What Gehring didn’t know about Gillett was that he knew anything about tennis, but, “Tennis was my main sport growing up,” Gillett said.
Gehring won, barely, 7-6.
With that, Gillett had an entirely new appreciation for the new kid on the block. Also, Gehring came to understand that, holy cow, the almost 250-pound lineman football player knew his way around a tennis court.
“That’s exactly how it went,” Gehring said.
It’s a great story, made all the better because today begins Gillett’s and Gehring’s run at the Class 6A state tennis tournament at Will Rogers Tennis Center in Oklahoma City.
Playing in a double-tough regional at Bixby on Tuesday, the tandem, according to coach Kelly Stout, “ …they opened my eyes.”
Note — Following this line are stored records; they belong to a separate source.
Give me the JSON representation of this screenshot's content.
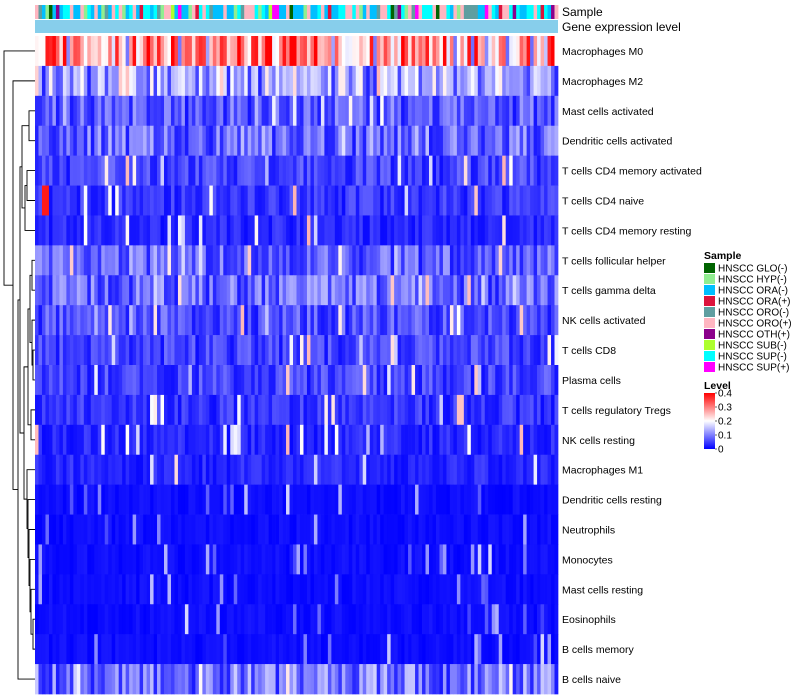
{
  "chart_data": {
    "type": "heatmap",
    "title": "",
    "annotation_rows": [
      "Sample",
      "Gene expression level"
    ],
    "rows": [
      "Macrophages M0",
      "Macrophages M2",
      "Mast cells activated",
      "Dendritic cells activated",
      "T cells CD4 memory activated",
      "T cells CD4 naive",
      "T cells CD4 memory resting",
      "T cells follicular helper",
      "T cells gamma delta",
      "NK cells activated",
      "T cells CD8",
      "Plasma cells",
      "T cells regulatory  Tregs",
      "NK cells resting",
      "Macrophages M1",
      "Dendritic cells resting",
      "Neutrophils",
      "Monocytes",
      "Mast cells resting",
      "Eosinophils",
      "B cells memory",
      "B cells naive"
    ],
    "n_samples": 150,
    "typical_level_by_row": [
      0.3,
      0.12,
      0.07,
      0.08,
      0.05,
      0.04,
      0.03,
      0.07,
      0.08,
      0.06,
      0.05,
      0.05,
      0.04,
      0.03,
      0.03,
      0.01,
      0.01,
      0.01,
      0.01,
      0.005,
      0.005,
      0.09
    ],
    "sample_legend": {
      "title": "Sample",
      "entries": [
        {
          "label": "HNSCC GLO(-)",
          "color": "#006400"
        },
        {
          "label": "HNSCC HYP(-)",
          "color": "#90EE90"
        },
        {
          "label": "HNSCC ORA(-)",
          "color": "#00BFFF"
        },
        {
          "label": "HNSCC ORA(+)",
          "color": "#DC143C"
        },
        {
          "label": "HNSCC ORO(-)",
          "color": "#5F9EA0"
        },
        {
          "label": "HNSCC ORO(+)",
          "color": "#FFB6C1"
        },
        {
          "label": "HNSCC OTH(+)",
          "color": "#8B008B"
        },
        {
          "label": "HNSCC SUB(-)",
          "color": "#ADFF2F"
        },
        {
          "label": "HNSCC SUP(-)",
          "color": "#00FFFF"
        },
        {
          "label": "HNSCC SUP(+)",
          "color": "#FF00FF"
        }
      ]
    },
    "level_legend": {
      "title": "Level",
      "ticks": [
        "0.4",
        "0.3",
        "0.2",
        "0.1",
        "0"
      ],
      "range": [
        0,
        0.4
      ],
      "low_color": "#0000FF",
      "mid_color": "#FFFFFF",
      "high_color": "#FF0000"
    },
    "gene_expression_bar_color": "#87CEEB"
  }
}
“They had Jenks cracking their racquets on the ground. (The Jenks) coach had them doing push-ups, as they were throwing their racquets. It was a great match. It was fun to watch.”
Jenks won the match, but the Tigers had made their point. Also, Stout sees the Trojan team is a likely No. 3 seed and he sees Gillett and Gehring as right there with them. Indeed, though it may not be probable, he thinks his team has “a shot to actually win it.”
“They’re improving,” Stout said, “practically each day.”
Gehring’s still the more accomplished player and, even Gillett admits, when they play singles now, Gehring tends to win 6-2 or 6-3. But they’ve become fast and best friends and, having just become doubles partner in the last few weeks, they can feel how much better they’re getting together.
“If we come out, if we can get a pretty good roll going, we don’t lose many games,” Gillett said. “If we can just get on a roll, I think we can win it all.”
Recently, the duo received a few pointers from former Sooner coaches Paul Lockwood and Mark Johnson. That opened their eyes to increased on-court communication and a little more thoughtfulness about strategy.
They’ve always been well suited as partners.
“(Max) would have placed in two singles. He is no slouch up there by any means. His net play, he kind of makes a difference,” Stout said. “Russ is good at the net, but Max is intimidating. So you have Russ behind him, setting him up, and Max picking them off.”
Gehring likes their chances.
“I think if we just stay focused and just play our tennis and don’t get involved in all the mind games tennis can play on you and just play every point as a new point … I think our best tennis is ahead of us.”
They have anywhere from two to five matches today and Saturday to prove it.